For the failing cases, what do you see under /proc/sys/kernel
?
Hi @ctalledo,
Thanks, here are the contents of /proc/sys/kernel
for the 6.5.21 passing case.
6.5.21
The 6.6.17 failing case removes the following from /proc/sys/kernel
.
- apparmor_restrict_unprivileged_io_uring
- apparmor_restrict_unprivileged_unconfined
- apparmor_restrict_unprivileged_userns
- apparmor_restrict_unprivileged_userns_complain
- apparmor_restrict_unprivileged_userns_force
- unprivileged_userns_clone
6.6.17
The /proc/sys/kernel
directory in the 6.7.6 failing case adds.

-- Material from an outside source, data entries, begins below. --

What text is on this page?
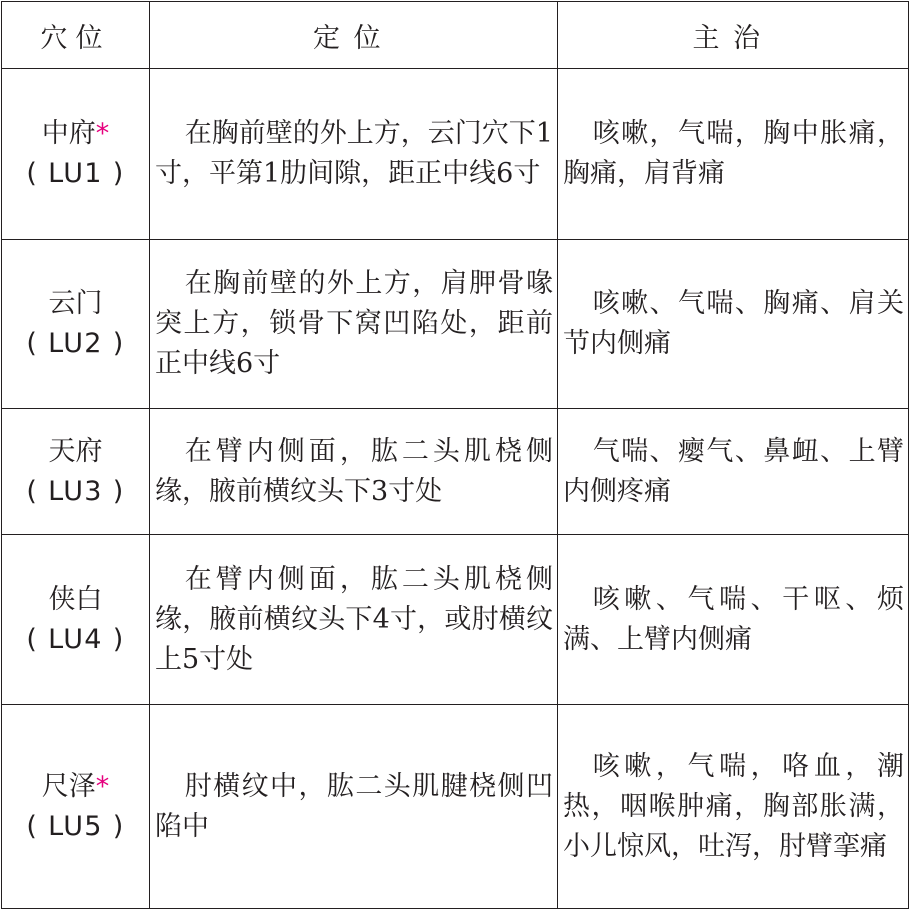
穴位	定位	主治

中府*
( LU1 )	在胸前壁的外上方，云门穴下1寸，平第1肋间隙，距正中线6寸	咳嗽，气喘，胸中胀痛，胸痛，肩背痛

云门
( LU2 )	在胸前壁的外上方，肩胛骨喙突上方，锁骨下窝凹陷处，距前正中线6寸	咳嗽、气喘、胸痛、肩关节内侧痛

天府
( LU3 )	在臂内侧面，肱二头肌桡侧缘，腋前横纹头下3寸处	气喘、瘿气、鼻衄、上臂内侧疼痛

侠白
( LU4 )	在臂内侧面，肱二头肌桡侧缘，腋前横纹头下4寸，或肘横纹上5寸处	咳嗽、气喘、干呕、烦满、上臂内侧痛

尺泽*
( LU5 )	肘横纹中，肱二头肌腱桡侧凹陷中	咳嗽，气喘，咯血，潮热，咽喉肿痛，胸部胀满，小儿惊风，吐泻，肘臂挛痛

- apparmor_restrict_unprivileged_unconfined
And it removes.
- sched_child_runs_first
6.7.6
The /proc/sys/kernel
directory in the 6.8-rc6 failing case is identical to 6.7.6
6.8-rc6
Thanks @matthewparkinsondes for the detailed response. Let me double check on my side and if confirmed, looks like we will need to change the Sysbox check for /proc/sys/kernel/unprivileged_userns_clone
in the newer kernels.
Also, in the newer kernels, do you see /proc/sys/user/max_user_namespaces
?
Thanks!
thanks @ctalledo.
Also, in the newer kernels, do you see
/proc/sys/user/max_user_namespaces
?
yes ... this is present in all of the newer kernels ... 6.6.21, 6.7.9 and 6.8-rc7
yes ... this is present in all of the newer kernels ... 6.6.21, 6.7.9 and 6.8-rc7
Ah, that likely means that starting with those newer kernels, Ubuntu distros are behaving as Fedora-based distros do, which use /proc/sys/user/max_user_namespaces
as a way to enable unprivileged user-ns. If true, this is good news as it creates more consistency across the distros, though we need to update Sysbox to detect the kernel version and then check for the right file.